What remains of nearby structures are but ghostly evidence of its existence. Toxic ash piles, concrete scaffolding, metal furniture frames – to take my word for it – were once part of a relaxing and meditative outdoor environment. Many of the lemon trees remain as if they were untouched. Others were completely annihilated, and the hills on which they stood turned black and dry. In a separate office, Ian kept photos of the damage to his old home from the 1990 Santa Barbara wildfires. That office and that photo are gone.

Still, in the midst of the disaster, my mother-in-law and her neighbors are seeing the community coming together, the flames being contained, lost pets being evacuated, and advance notice of whether others have escaped. He told us about the people he had visited and the homes he had saved. by firefighters and those who had to remain at the scene.

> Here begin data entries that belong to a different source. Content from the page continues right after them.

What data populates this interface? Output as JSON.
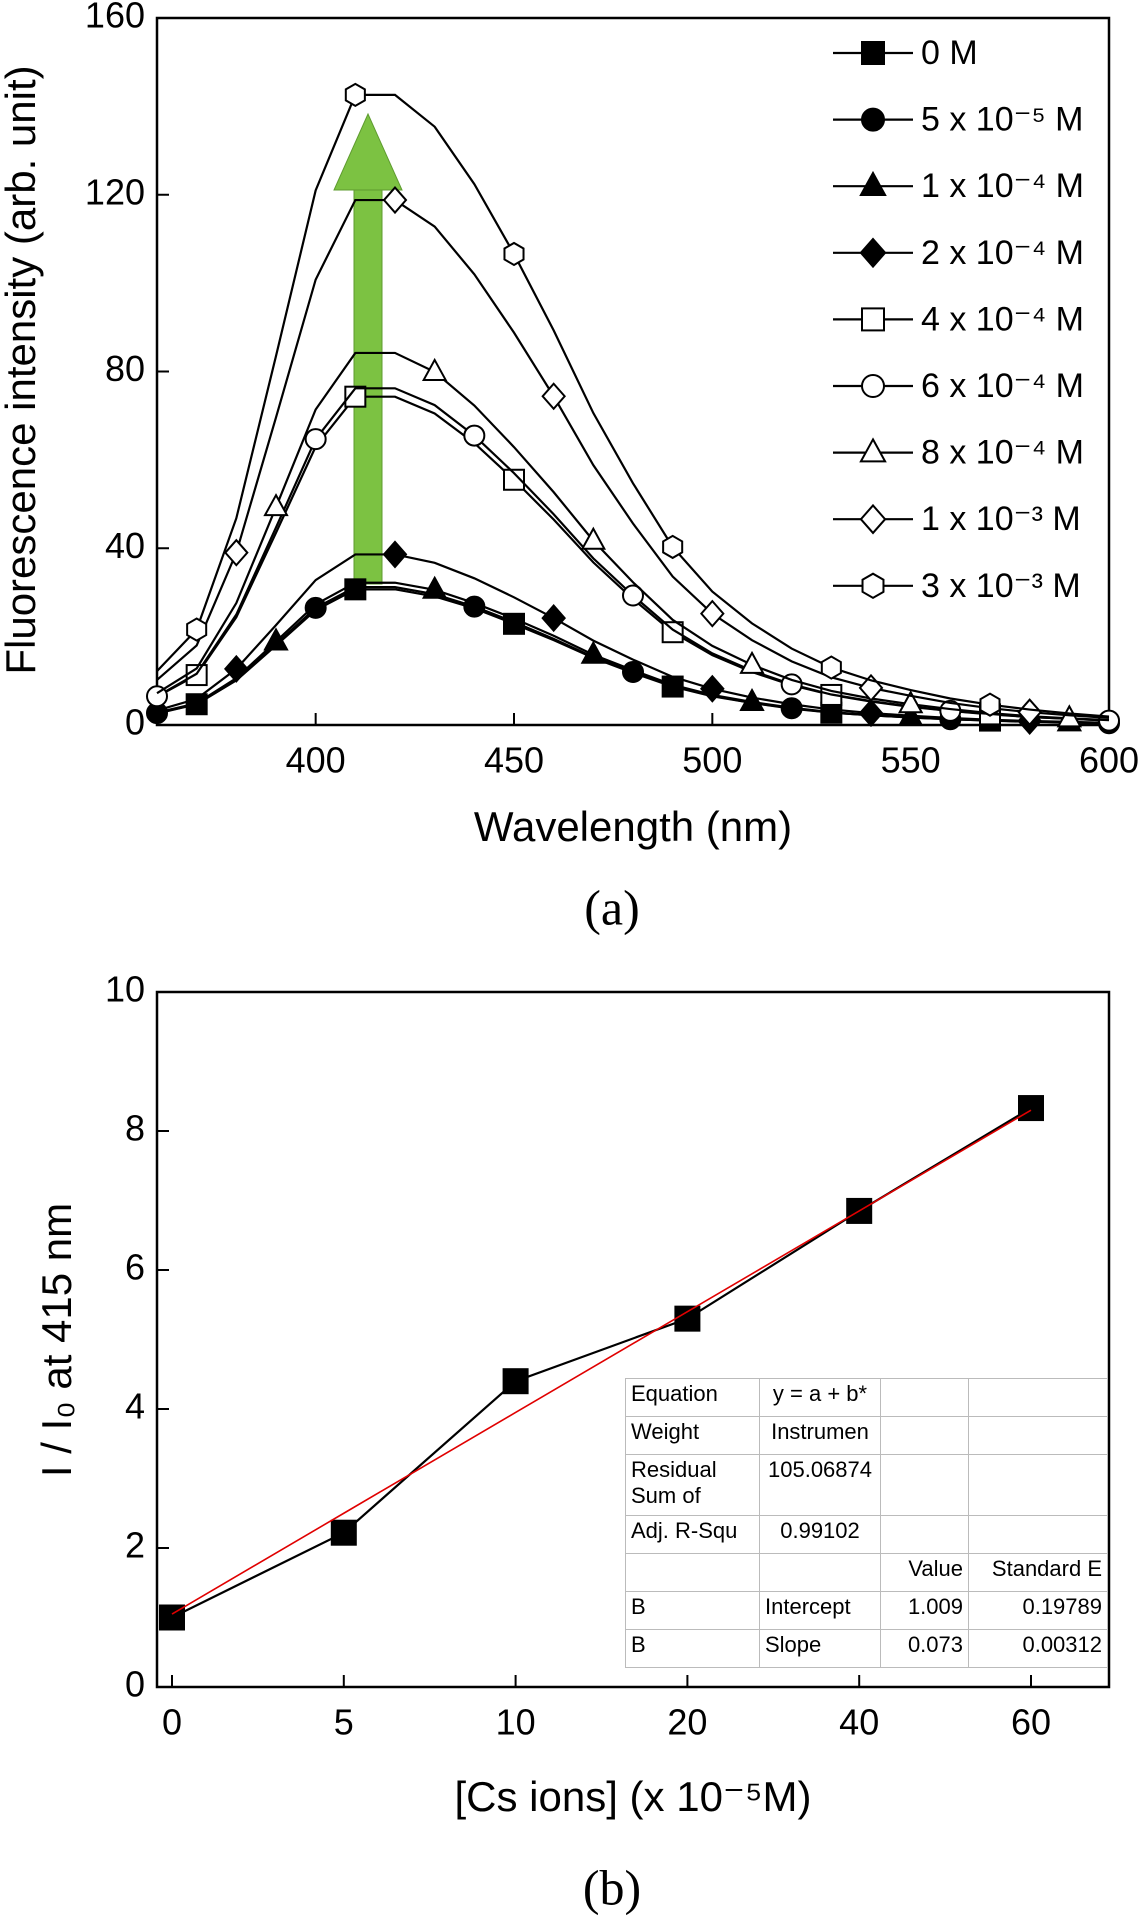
{
  "chart_data": [
    {
      "type": "line",
      "x_label": "Wavelength (nm)",
      "y_label": "Fluorescence intensity (arb. unit)",
      "caption": "(a)",
      "x": [
        360,
        370,
        380,
        390,
        400,
        410,
        420,
        430,
        440,
        450,
        460,
        470,
        480,
        490,
        500,
        510,
        520,
        530,
        540,
        550,
        560,
        570,
        580,
        590,
        600
      ],
      "xlim": [
        360,
        600
      ],
      "xticks": [
        400,
        450,
        500,
        550,
        600
      ],
      "ylim": [
        0,
        160
      ],
      "yticks": [
        0,
        40,
        80,
        120,
        160
      ],
      "legend": "upper right",
      "series": [
        {
          "name": "0 M",
          "color": "#000000",
          "marker": "filled-square",
          "values": [
            2.6,
            4.7,
            10.1,
            18.0,
            26.0,
            30.7,
            30.7,
            29.1,
            26.4,
            22.9,
            19.2,
            15.2,
            11.8,
            8.7,
            6.5,
            5.0,
            3.7,
            2.8,
            2.2,
            1.7,
            1.3,
            1.0,
            0.7,
            0.6,
            0.4
          ]
        },
        {
          "name": "5 x 10⁻⁵ M",
          "color": "#000000",
          "marker": "filled-circle",
          "values": [
            2.7,
            4.7,
            10.2,
            18.3,
            26.5,
            31.2,
            31.2,
            29.6,
            26.8,
            23.3,
            19.5,
            15.4,
            12.0,
            8.8,
            6.6,
            5.0,
            3.8,
            2.8,
            2.2,
            1.7,
            1.3,
            1.0,
            0.8,
            0.6,
            0.4
          ]
        },
        {
          "name": "1 x 10⁻⁴ M",
          "color": "#000000",
          "marker": "filled-triangle",
          "values": [
            2.8,
            4.9,
            10.6,
            18.9,
            27.3,
            32.2,
            32.2,
            30.6,
            27.6,
            24.1,
            20.2,
            15.9,
            12.4,
            9.1,
            6.8,
            5.2,
            3.9,
            2.9,
            2.3,
            1.8,
            1.4,
            1.0,
            0.8,
            0.6,
            0.4
          ]
        },
        {
          "name": "2 x 10⁻⁴ M",
          "color": "#000000",
          "marker": "filled-diamond",
          "values": [
            3.3,
            5.9,
            12.7,
            22.6,
            32.8,
            38.6,
            38.6,
            36.7,
            33.2,
            28.9,
            24.2,
            19.1,
            14.8,
            10.9,
            8.2,
            6.2,
            4.7,
            3.5,
            2.7,
            2.1,
            1.6,
            1.2,
            0.9,
            0.7,
            0.5
          ]
        },
        {
          "name": "4 x 10⁻⁴ M",
          "color": "#000000",
          "marker": "open-square",
          "values": [
            6.4,
            11.3,
            24.4,
            43.5,
            63.0,
            74.3,
            74.3,
            70.5,
            63.8,
            55.5,
            46.5,
            36.8,
            28.5,
            21.0,
            15.8,
            12.0,
            9.0,
            6.8,
            5.3,
            4.1,
            3.2,
            2.4,
            1.8,
            1.4,
            1.0
          ]
        },
        {
          "name": "6 x 10⁻⁴ M",
          "color": "#000000",
          "marker": "open-circle",
          "values": [
            6.5,
            11.6,
            25.0,
            44.7,
            64.7,
            76.2,
            76.2,
            72.4,
            65.5,
            57.0,
            47.7,
            37.7,
            29.3,
            21.6,
            16.2,
            12.3,
            9.2,
            6.9,
            5.4,
            4.2,
            3.2,
            2.5,
            1.8,
            1.4,
            1.0
          ]
        },
        {
          "name": "8 x 10⁻⁴ M",
          "color": "#000000",
          "marker": "open-triangle",
          "values": [
            7.2,
            12.8,
            27.6,
            49.3,
            71.4,
            84.2,
            84.2,
            79.9,
            72.3,
            62.9,
            52.7,
            41.7,
            32.3,
            23.8,
            17.9,
            13.6,
            10.2,
            7.7,
            6.0,
            4.7,
            3.6,
            2.7,
            2.0,
            1.5,
            1.1
          ]
        },
        {
          "name": "1 x 10⁻³ M",
          "color": "#000000",
          "marker": "open-diamond",
          "values": [
            10.2,
            18.0,
            39.0,
            69.6,
            100.8,
            118.8,
            118.8,
            112.8,
            102.0,
            88.8,
            74.4,
            58.8,
            45.6,
            33.6,
            25.2,
            19.2,
            14.4,
            10.8,
            8.4,
            6.6,
            5.0,
            3.8,
            2.9,
            2.2,
            1.6
          ]
        },
        {
          "name": "3 x 10⁻³ M",
          "color": "#000000",
          "marker": "open-hexagon",
          "values": [
            12.2,
            21.6,
            46.8,
            83.5,
            121.0,
            142.6,
            142.6,
            135.4,
            122.4,
            106.6,
            89.3,
            70.6,
            54.7,
            40.3,
            30.2,
            23.0,
            17.3,
            13.0,
            10.1,
            7.9,
            6.0,
            4.6,
            3.5,
            2.6,
            1.9
          ]
        }
      ]
    },
    {
      "type": "line",
      "x_label": "[Cs ions] (x 10⁻⁵M)",
      "y_label": "I / I₀ at 415 nm",
      "caption": "(b)",
      "categories": [
        "0",
        "5",
        "10",
        "20",
        "40",
        "60"
      ],
      "ylim": [
        0,
        10
      ],
      "yticks": [
        0,
        2,
        4,
        6,
        8,
        10
      ],
      "series": [
        {
          "color": "#000000",
          "marker": "filled-square",
          "values": [
            1.0,
            2.22,
            4.4,
            5.3,
            6.85,
            8.33
          ]
        },
        {
          "color": "#e00000",
          "marker": "none",
          "values": [
            1.05,
            2.5,
            3.95,
            5.4,
            6.85,
            8.3
          ]
        }
      ],
      "fit_table": {
        "stats": [
          [
            "Equation",
            "y = a + b*"
          ],
          [
            "Weight",
            "Instrumen"
          ],
          [
            "Residual Sum of",
            "105.06874"
          ],
          [
            "Adj. R-Squ",
            "0.99102"
          ]
        ],
        "header": [
          "Value",
          "Standard E"
        ],
        "rows": [
          [
            "B",
            "Intercept",
            "1.009",
            "0.19789"
          ],
          [
            "B",
            "Slope",
            "0.073",
            "0.00312"
          ]
        ]
      }
    }
  ]
}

“Everyone was looking out for everyone,” race car driver Trevor Huddleston said. The family owns land nearby and also happens to be the manager of the historic Irwindale Speedway. On Tuesday, he showed me the damage on his land. His family’s home still stands, but the fire destroyed many of the avocado trees (or, in Huddleston’s words, “green gold”) that had produced record amounts of fruit the previous year. In a strange stroke of luck, firefighters were able to access a well on his property because a new concrete driveway had just been completed.

Don’t get me wrong. Many people lost everything in this fire, definitely more than my mother-in-law. But where she lost her sense of safety, she and her neighbors strengthened their sense of solidarity through simple but heroic acts of kindness. In troubling times, when powerful forces are trying to pit people against each other, it’s a good thing to hold on to.